It should be remarked that the use of 2-sample location tests (e.g. t-test and non-parametric equivalents) as a means to assess statistical significance of a factor, alone or beside regression analysis, should be discouraged. Actually, they investigate only systematic difference, that is systematic bias at an agreement analysis, and can be considered reliable just when observations cover a narrow range and no significant trend is supposed to arise (80, 81). Therefore, a paper could report a non-significant factor at t-test producing a proportional bias instead, confusing the reader.

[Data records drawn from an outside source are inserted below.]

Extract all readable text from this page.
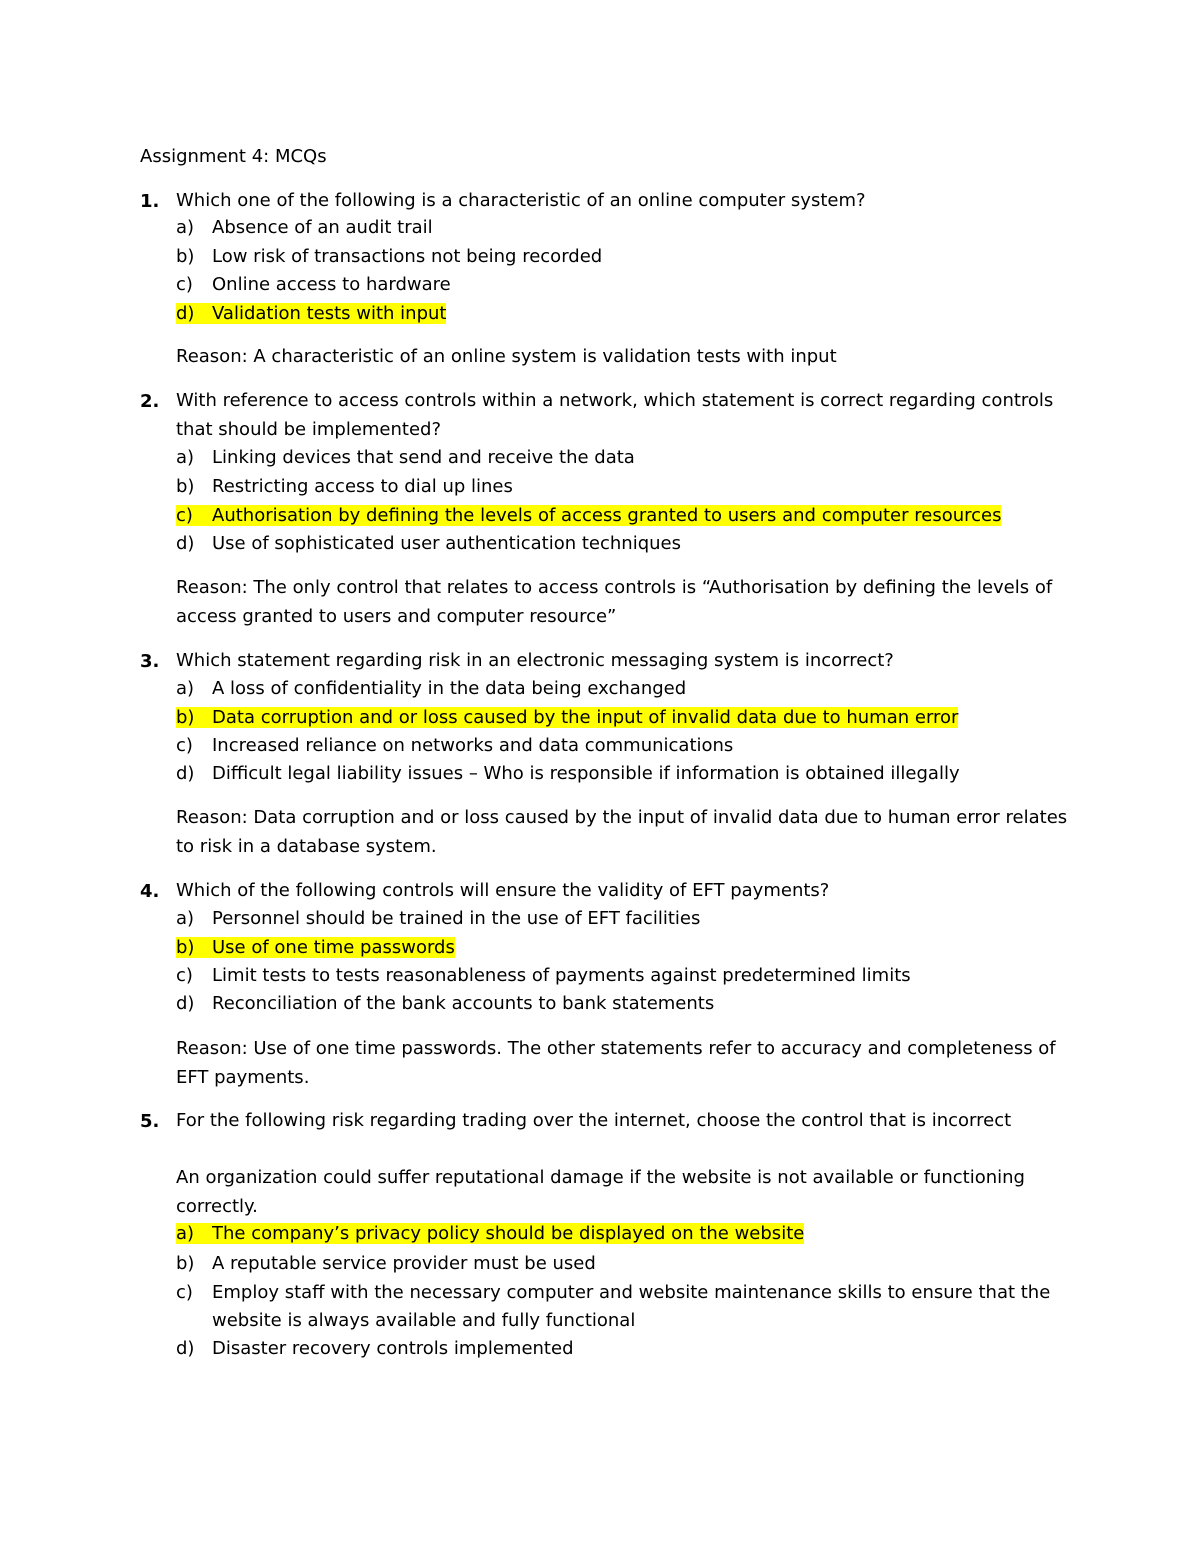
Assignment 4: MCQs
1. Which one of the following is a characteristic of an online computer system?
a) Absence of an audit trail
b) Low risk of transactions not being recorded
c) Online access to hardware
d) Validation tests with input
Reason: A characteristic of an online system is validation tests with input
2. With reference to access controls within a network, which statement is correct regarding controls that should be implemented?
a) Linking devices that send and receive the data
b) Restricting access to dial up lines
c) Authorisation by defining the levels of access granted to users and computer resources
d) Use of sophisticated user authentication techniques
Reason: The only control that relates to access controls is “Authorisation by defining the levels of access granted to users and computer resource”
3. Which statement regarding risk in an electronic messaging system is incorrect?
a) A loss of confidentiality in the data being exchanged
b) Data corruption and or loss caused by the input of invalid data due to human error
c) Increased reliance on networks and data communications
d) Difficult legal liability issues – Who is responsible if information is obtained illegally
Reason: Data corruption and or loss caused by the input of invalid data due to human error relates to risk in a database system.
4. Which of the following controls will ensure the validity of EFT payments?
a) Personnel should be trained in the use of EFT facilities
b) Use of one time passwords
c) Limit tests to tests reasonableness of payments against predetermined limits
d) Reconciliation of the bank accounts to bank statements
Reason: Use of one time passwords. The other statements refer to accuracy and completeness of EFT payments.
5. For the following risk regarding trading over the internet, choose the control that is incorrect
An organization could suffer reputational damage if the website is not available or functioning correctly.
a) The company’s privacy policy should be displayed on the website
b) A reputable service provider must be used
c) Employ staff with the necessary computer and website maintenance skills to ensure that the website is always available and fully functional
d) Disaster recovery controls implemented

Assessing clinical significance

The clinical significance of any procedure should be always assessed within the statistical framework adopted to test the factor, and reported alongside the statistical significance. If the assessment is carried out with linear models (Passing-Bablok regression, LMEM) it is suitable to use the RCV, popularized in laboratory medicine by Fraser, to get the actual threshold of clinical significance (82). If the observed bias is larger than the expected combined effect of analytical and biological variability, then clinical significance is achieved. The RCV can be obtained at different levels of the laboratory assay knowing the corresponding actual imprecision of the analytical method by means of quality control samples (an example applied to regression analysis in shown in Appendix C). Alternatively, the technically equivalent total change limit (TCL) can be used (83). As they both depend on the underlying assumption of statistical normality (same probability of getting an equally large positive or negative variation), they can be reformulated using a robust non parametric model in order to better resemble the structure of data and gain the appropriate sensitivity (84, 85). Lastly, the comparison of achieved bias with desirable values obtained from databases is another alternative to the use of statistically derived boundaries, but it does not take into consideration the actual imprecision of the methods used to perform experiments (86).

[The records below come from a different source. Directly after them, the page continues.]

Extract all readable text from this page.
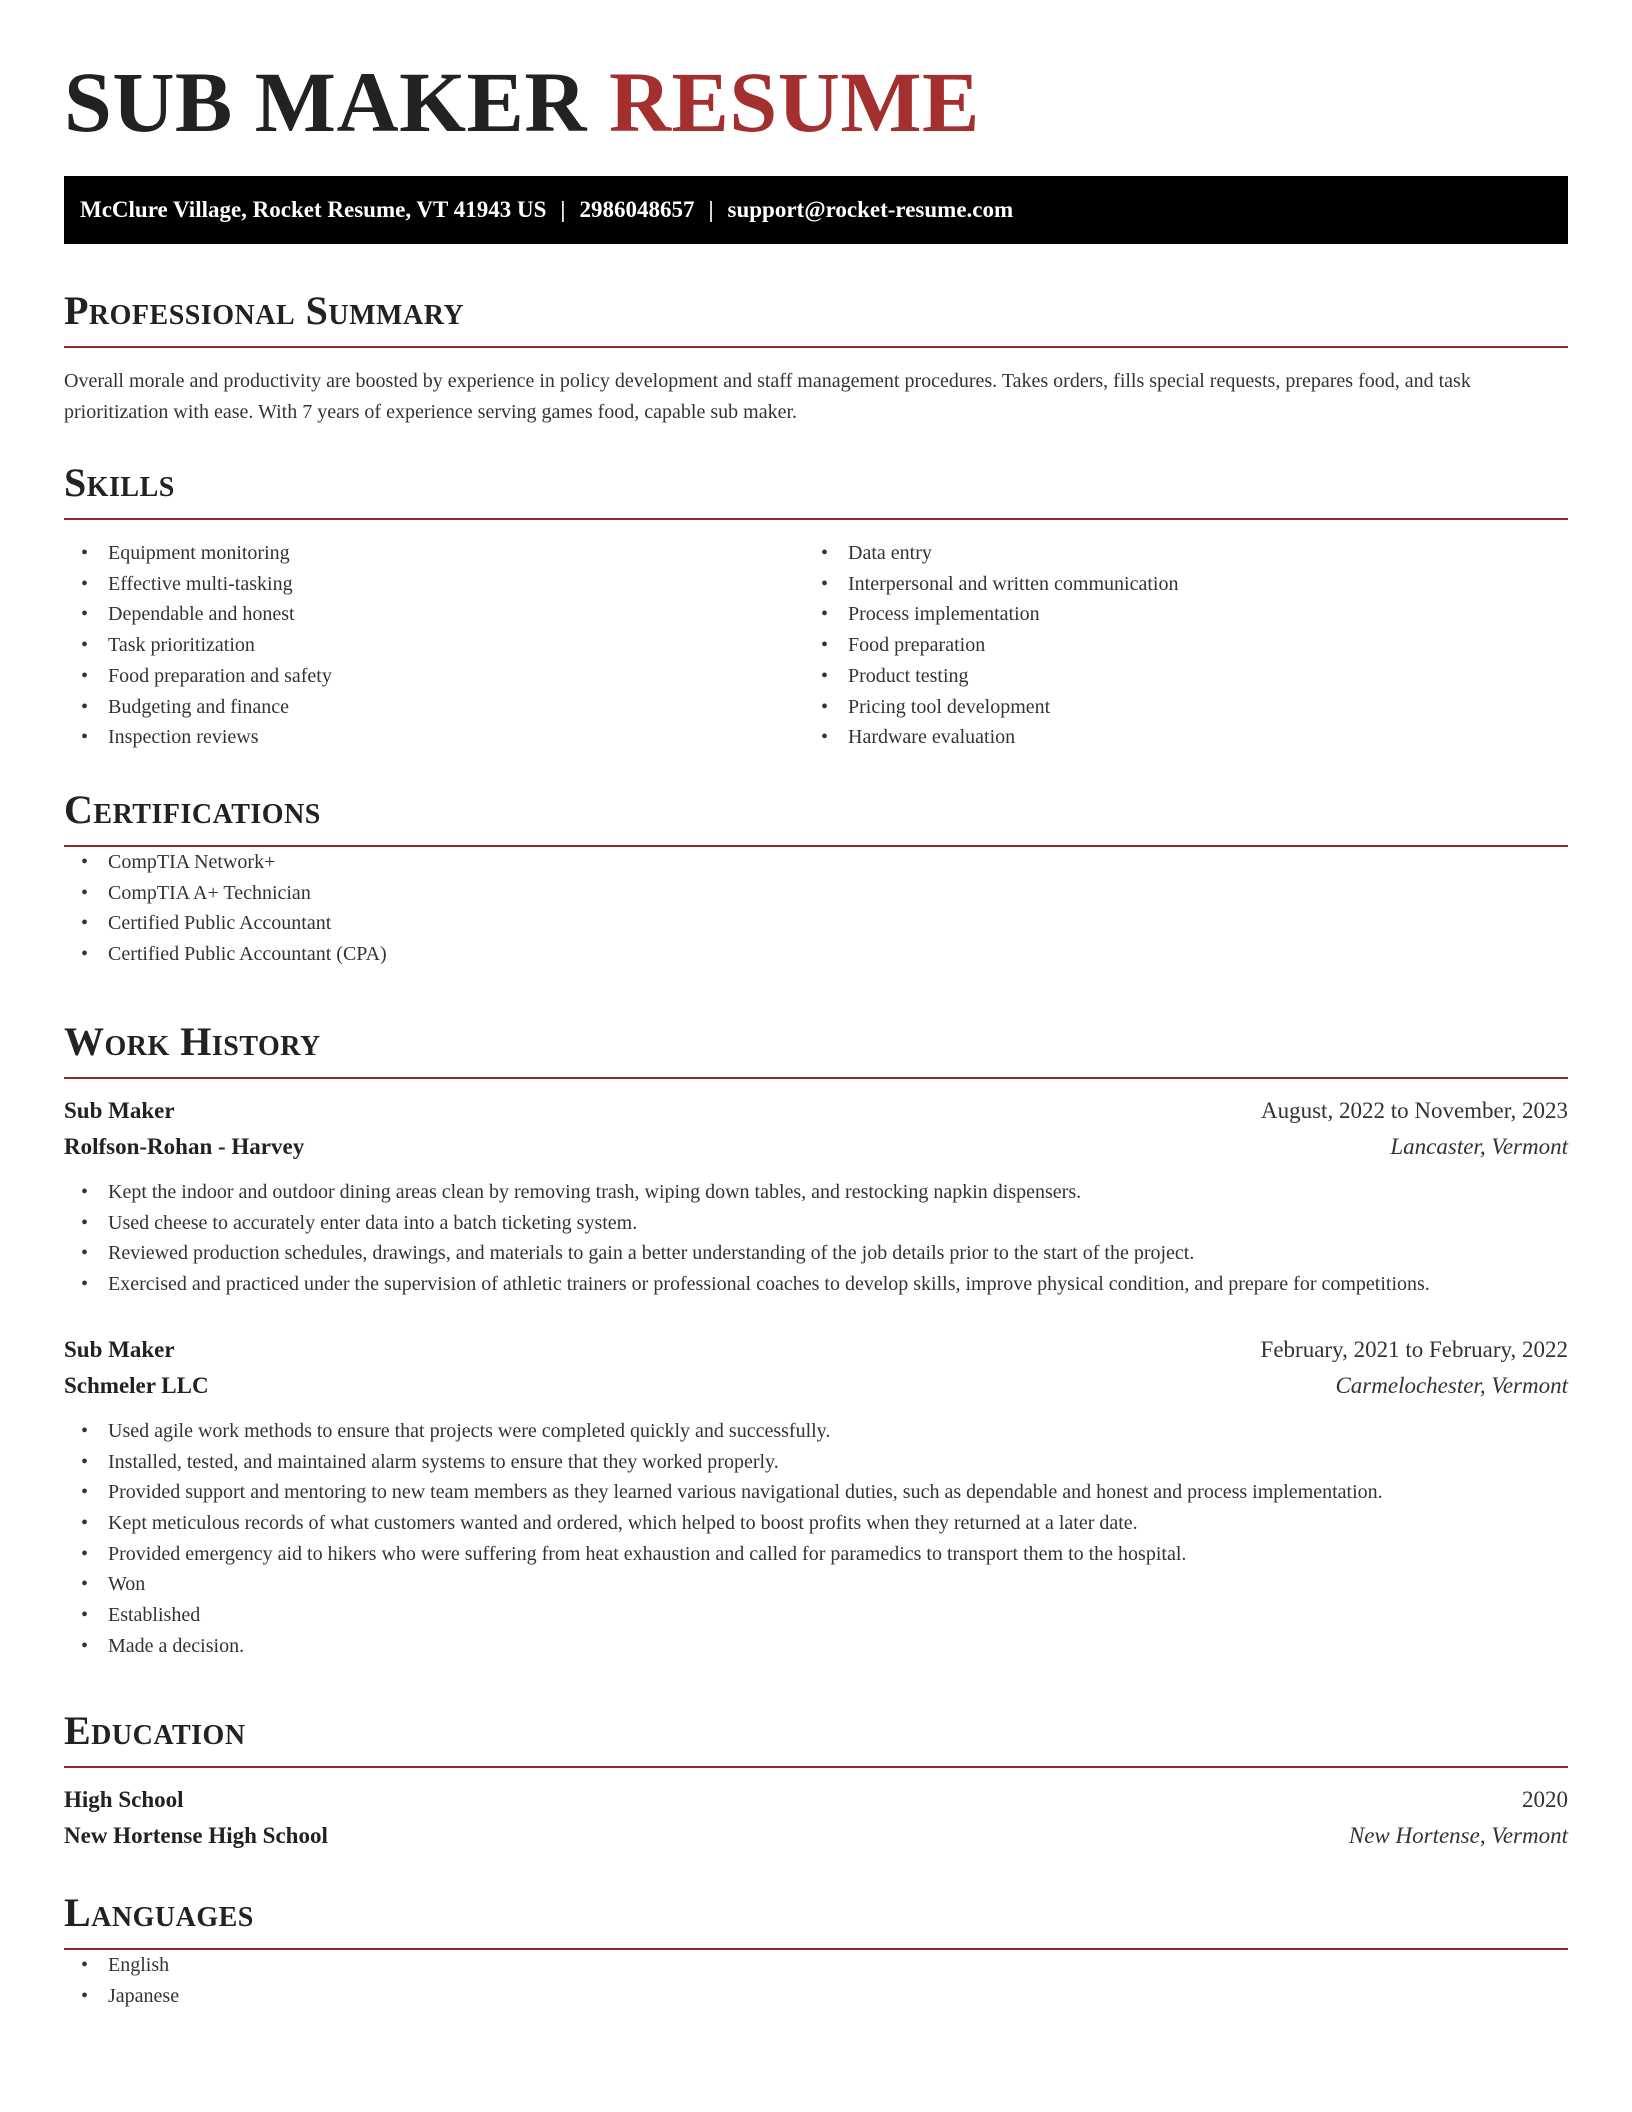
SUB MAKER RESUME
McClure Village, Rocket Resume, VT 41943 US | 2986048657 | support@rocket-resume.com
Professional Summary

Overall morale and productivity are boosted by experience in policy development and staff management procedures. Takes orders, fills special requests, prepares food, and task prioritization with ease. With 7 years of experience serving games food, capable sub maker.

Skills
• Equipment monitoring
• Effective multi-tasking
• Dependable and honest
• Task prioritization
• Food preparation and safety
• Budgeting and finance
• Inspection reviews
• Data entry
• Interpersonal and written communication
• Process implementation
• Food preparation
• Product testing
• Pricing tool development
• Hardware evaluation
Certifications
• CompTIA Network+
• CompTIA A+ Technician
• Certified Public Accountant
• Certified Public Accountant (CPA)
Work History
Sub Maker	August, 2022 to November, 2023
Rolfson-Rohan - Harvey	Lancaster, Vermont
• Kept the indoor and outdoor dining areas clean by removing trash, wiping down tables, and restocking napkin dispensers.
• Used cheese to accurately enter data into a batch ticketing system.
• Reviewed production schedules, drawings, and materials to gain a better understanding of the job details prior to the start of the project.
• Exercised and practiced under the supervision of athletic trainers or professional coaches to develop skills, improve physical condition, and prepare for competitions.
Sub Maker	February, 2021 to February, 2022
Schmeler LLC	Carmelochester, Vermont
• Used agile work methods to ensure that projects were completed quickly and successfully.
• Installed, tested, and maintained alarm systems to ensure that they worked properly.
• Provided support and mentoring to new team members as they learned various navigational duties, such as dependable and honest and process implementation.
• Kept meticulous records of what customers wanted and ordered, which helped to boost profits when they returned at a later date.
• Provided emergency aid to hikers who were suffering from heat exhaustion and called for paramedics to transport them to the hospital.
• Won
• Established
• Made a decision.
Education
High School	2020
New Hortense High School	New Hortense, Vermont
Languages
• English
• Japanese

A concluding remark on statistical methodology regards the recommendation to use the difference plot (better known as Bland-Altman plot) for bias assessment and clinical significance in these studies. The method was devised to estimate at-a-glance, by the scatter plot of individual differences between paired observations, the 95% limits of agreement using the ± 1.96 standard deviation interval around the average bias (87-89). The procedure has the major advantage of computational simplicity and visual immediacy, but in order to emphasize the random component of bias it constrains the modelling of the systematic and proportional components (90). It should be also not considered complementary to regression analysis, also because procedures based on least squares estimate do not return independently distributed residuals while the Bland-Altman plot assumes differences to behave otherwise (91). Therefore, use and interpretation of this kind of plot within a framework based upon linear modelling should be carefully undertaken.

Delivering the evidences

A pre-analytical investigation of phlebotomy should aim to deliver information of practical relevance, and thus it should be meant to reach also non-academic recipients. This makes accessibility a major objective, and the author should take into consideration the impact in the decision-making of the phlebotomist accessing his research. In this regard, it should be advisable to use P-value beside the confidence interval plus the level of clinical significance, as that was shown to produce the highest rate of correct interpretation of results (92, 93).

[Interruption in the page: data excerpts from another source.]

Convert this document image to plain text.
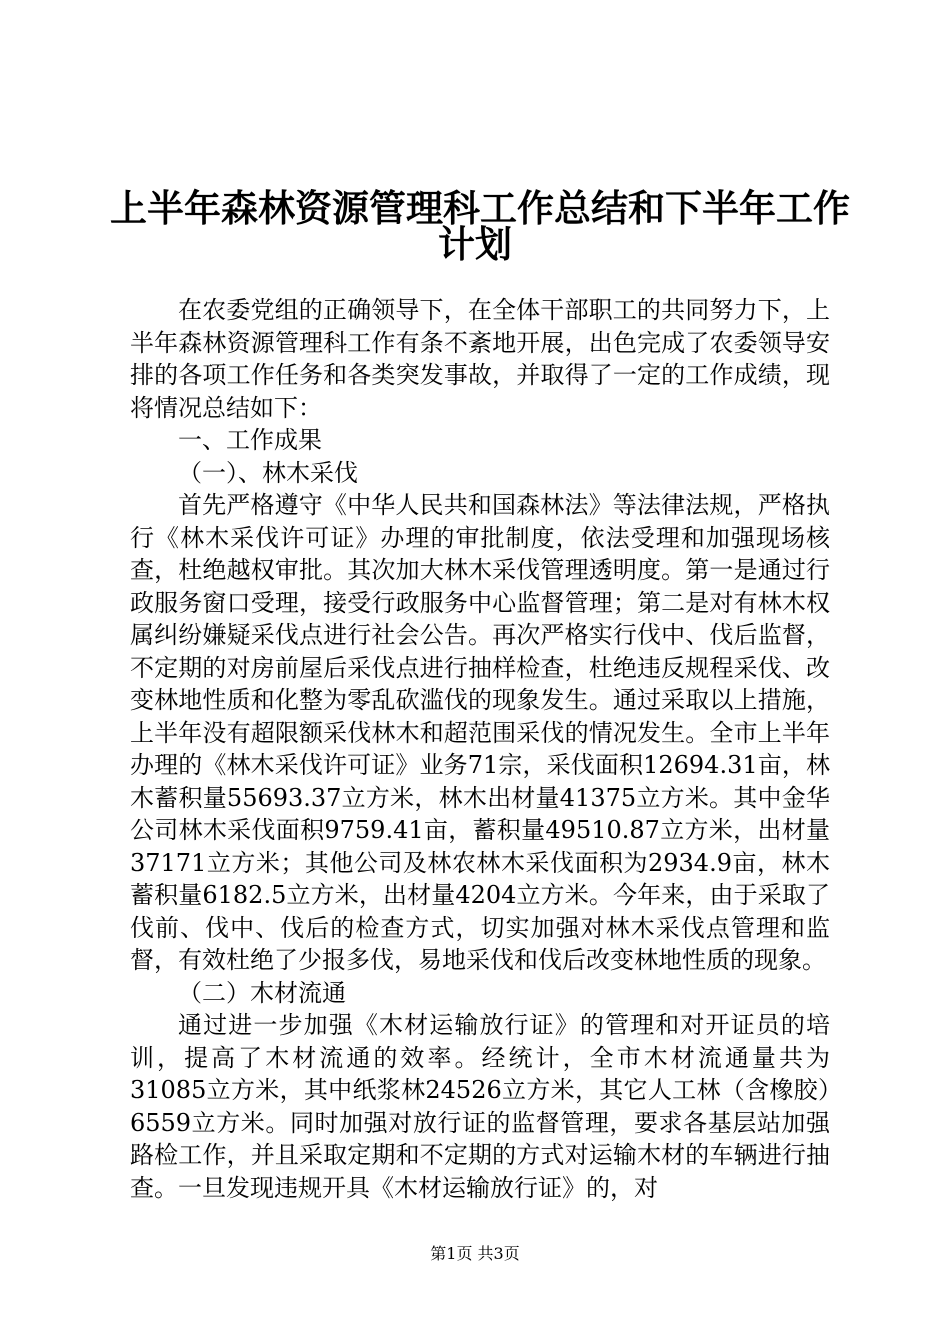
上半年森林资源管理科工作总结和下半年工作
计划

在农委党组的正确领导下，在全体干部职工的共同努力下，上半年森林资源管理科工作有条不紊地开展，出色完成了农委领导安排的各项工作任务和各类突发事故，并取得了一定的工作成绩，现将情况总结如下：

一、工作成果

（一）、林木采伐

首先严格遵守《中华人民共和国森林法》等法律法规，严格执行《林木采伐许可证》办理的审批制度，依法受理和加强现场核查，杜绝越权审批。其次加大林木采伐管理透明度。第一是通过行政服务窗口受理，接受行政服务中心监督管理；第二是对有林木权属纠纷嫌疑采伐点进行社会公告。再次严格实行伐中、伐后监督，不定期的对房前屋后采伐点进行抽样检查，杜绝违反规程采伐、改变林地性质和化整为零乱砍滥伐的现象发生。通过采取以上措施，上半年没有超限额采伐林木和超范围采伐的情况发生。全市上半年办理的《林木采伐许可证》业务71宗，采伐面积12694.31亩，林木蓄积量55693.37立方米，林木出材量41375立方米。其中金华公司林木采伐面积9759.41亩，蓄积量49510.87立方米，出材量37171立方米；其他公司及林农林木采伐面积为2934.9亩，林木蓄积量6182.5立方米，出材量4204立方米。今年来，由于采取了伐前、伐中、伐后的检查方式，切实加强对林木采伐点管理和监督，有效杜绝了少报多伐，易地采伐和伐后改变林地性质的现象。

（二）木材流通

通过进一步加强《木材运输放行证》的管理和对开证员的培训，提高了木材流通的效率。经统计，全市木材流通量共为31085立方米，其中纸浆林24526立方米，其它人工林（含橡胶）6559立方米。同时加强对放行证的监督管理，要求各基层站加强路检工作，并且采取定期和不定期的方式对运输木材的车辆进行抽查。一旦发现违规开具《木材运输放行证》的，对

第1页 共3页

General recommendations of scientific writing are considered mandatorily applied to these studies (7). However, two special recommendations concern the section reporting the study discussion. First, the authors should take care of emphasizing the supposed mechanisms behind the results, especially with respect their relevance for the actual practice of phlebotomy and the current operative procedures. Second, they should avoid mentioning statistical aspects related to results for not distracting the reader, leaving such aspects to footnotes or appendices to the main text.

Conclusion

In phlebotomy, operative procedures are fundamental for an appropriate patient management and clinical testing reliability, and on their simplicity and effectiveness depends the level of compliance they can reach (94, 95). The academic research has a pivotal role in this, and pursuing standardization should be considered part of the consolidation process undertaken by any research field aware of its scope. Actually, this means attaining the unity in the methodological paradigm to achieve effectiveness, with a concise, consistent and efficient production of cumulative knowledge (96). Thus, issuing recommendations (a summarization of which is displayed in Table 2) should be regarded as the first step in such a cultural growth.

Table 2. Recommendations for pre-analytical studies in phlebotomy.

Choose the subjects of your study to address laboratory pre-analytics with respect to a precise diagnostic issue, considering the limitations and pitfall of results when generalized.
Adopt a standard procedure if available to investigate a pre-analytical factor, or detail it if there is none available.
Use a statistical framework in order to give consistency and unity to the analysis of data, avoiding multiplication of methods and inhomogeneous calibration (i.e. minimum effect size detectable).
Assess the clinical significance of bias at different levels, preferably the same of the internal quality control performed on the laboratory tests used for the study.
Ensure accessibility to results and discussion focusing on mechanisms, relating to current procedures or guidelines, and avoid including any statistical consideration.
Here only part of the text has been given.